Derin Mila'nın altını değiştirdikten sonra bir süre havaya neşeyle tekme atan miniği izledi. "Rahatladın mı sen?" Mila ağzı kulaklarında gülümseyince Derin elinde olmadan gülümsedi. Minik bir bebek, oğlunun babası ve aile olmak. Tüm bunlar çok mu fazlaydı? Ya kalbinde uçuşan heyecanlı kelebekler? Onlar yalan söylüyor olamazdı, değil mi? Onlar şahitti mutluluğuna.

Düşüncelerini sonraya saklayıp Mila'yı kucağına aldı ve mutfağa ilerledi. Bir süre mutfağın kapısından oğlu ve Kevin'ı izledi. Kevin  yumurta kırmaya çalışırken Pamir yumurtaları birbirine vurması için ellerini yumruk yapmış birbirine vurarak gösteriyordu. Kevin ise aklı karışmış bir şekilde oğluna bakıyordu. Derin onların bu haline gülmemek için kendini zor tuttu. Bir süre daha onları izlemek istiyordu sessizce. "Belki de sen benden daha iyi yaparsın." diye homurdandığında Derin kahkaha attı. O kadar tatlı görünüyorlardı ki onların bu haline gülmemek elde değildi. Tezgahta birbirine girmiş iki yumurta vardı. Kabuklarıyla birlikte kırılmış bir şekilde tezgahı süslüyordu. Ama gördüğü o dağınıklık değil de birbirine şaşkın şaşkın bakan iki erkekti. Biri hayatındaki en önemli şeydi. Birisi ise... Onu tanımlamak için belki de çok erkendi.

Derin sandalyenin üstündeki oğlunun yanağına kocaman bir öpücük kondurduktan sonra Mila'yı Kevin'a uzattı. Kevin elindeki yumurtaları bırakıp kızını kucağına aldı. Derin gülümseyerek Kevin'a döndü. "İzle şimdi." Oğlunun başına aşçı şapkasını giydirdikten sonra "Hazır mıyız Pamir şef?" diye sordu.

Pamir ellerini çırparak "Eveeet" dediğinde Derin gülümsedi.

"Yumurta mı yapıyoruz?" Pamir başını salladı. Derin süzgeci kabın üstüne koyduktan sonra Pamir'e yumurtaları verdi. Pamir iki yumurtayı ellerinin arasında tokuşturarak kırdıktan sonra süzgecin içine koydu.
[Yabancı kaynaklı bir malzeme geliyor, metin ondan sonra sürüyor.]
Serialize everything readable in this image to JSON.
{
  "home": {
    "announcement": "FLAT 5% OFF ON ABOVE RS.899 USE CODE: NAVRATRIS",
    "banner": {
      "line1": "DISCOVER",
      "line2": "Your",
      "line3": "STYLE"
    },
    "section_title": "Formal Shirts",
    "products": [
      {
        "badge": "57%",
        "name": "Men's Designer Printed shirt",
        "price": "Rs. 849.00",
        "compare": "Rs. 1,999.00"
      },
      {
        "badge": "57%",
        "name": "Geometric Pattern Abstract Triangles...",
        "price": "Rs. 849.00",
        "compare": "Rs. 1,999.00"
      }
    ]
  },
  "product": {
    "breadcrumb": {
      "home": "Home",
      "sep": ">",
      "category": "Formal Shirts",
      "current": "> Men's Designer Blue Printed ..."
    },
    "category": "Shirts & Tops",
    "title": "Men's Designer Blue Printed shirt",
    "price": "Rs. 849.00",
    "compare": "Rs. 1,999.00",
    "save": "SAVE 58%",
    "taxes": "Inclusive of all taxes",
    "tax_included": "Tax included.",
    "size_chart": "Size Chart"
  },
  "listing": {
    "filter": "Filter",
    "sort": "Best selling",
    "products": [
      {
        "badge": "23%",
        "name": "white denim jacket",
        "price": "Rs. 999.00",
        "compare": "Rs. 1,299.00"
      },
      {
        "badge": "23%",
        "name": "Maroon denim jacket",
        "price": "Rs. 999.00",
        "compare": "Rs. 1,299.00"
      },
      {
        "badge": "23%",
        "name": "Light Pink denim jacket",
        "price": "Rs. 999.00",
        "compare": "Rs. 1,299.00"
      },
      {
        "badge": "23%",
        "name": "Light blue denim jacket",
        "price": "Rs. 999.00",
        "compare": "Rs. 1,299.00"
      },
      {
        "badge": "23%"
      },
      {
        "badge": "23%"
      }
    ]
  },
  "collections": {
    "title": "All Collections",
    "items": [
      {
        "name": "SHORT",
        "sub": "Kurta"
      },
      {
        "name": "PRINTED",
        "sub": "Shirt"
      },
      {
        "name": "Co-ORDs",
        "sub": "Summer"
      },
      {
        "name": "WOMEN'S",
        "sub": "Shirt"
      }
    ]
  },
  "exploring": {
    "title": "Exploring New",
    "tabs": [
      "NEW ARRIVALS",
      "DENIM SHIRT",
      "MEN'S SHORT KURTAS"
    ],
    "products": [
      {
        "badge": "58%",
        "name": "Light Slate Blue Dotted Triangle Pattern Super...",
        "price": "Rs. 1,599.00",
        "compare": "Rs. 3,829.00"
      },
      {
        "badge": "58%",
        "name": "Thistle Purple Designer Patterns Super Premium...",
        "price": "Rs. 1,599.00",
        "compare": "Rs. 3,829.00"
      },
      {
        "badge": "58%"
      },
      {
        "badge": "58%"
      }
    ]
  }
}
Yumurta kaba akarken kabuklar süzgeçte kaldı. Kevin ise "Ama ben nereden bileyim bunu istediğini?" diye kendini savunmaya çalıştı. Derin alayla ona bakıp "Oğlundan öğreneceğin şeyler olması ne güzel" dedi.

Derin yumurtaları Pamir'e çırpması için verdikten sonra Kevin'a döndü.

"Mila'ya mama yapalım önce." Kevin oğlu ve Derin'i izlemeye o kadar dalmıştı ki bu aklına bile gelmemişti. Mila bu yüzden Derin'i seviyordu. Her türlü derdini anlıyordu. Asla bir şeyi unutmuyordu. Onunla evlenmek istemesinin bir nedeni de buydu belki de. 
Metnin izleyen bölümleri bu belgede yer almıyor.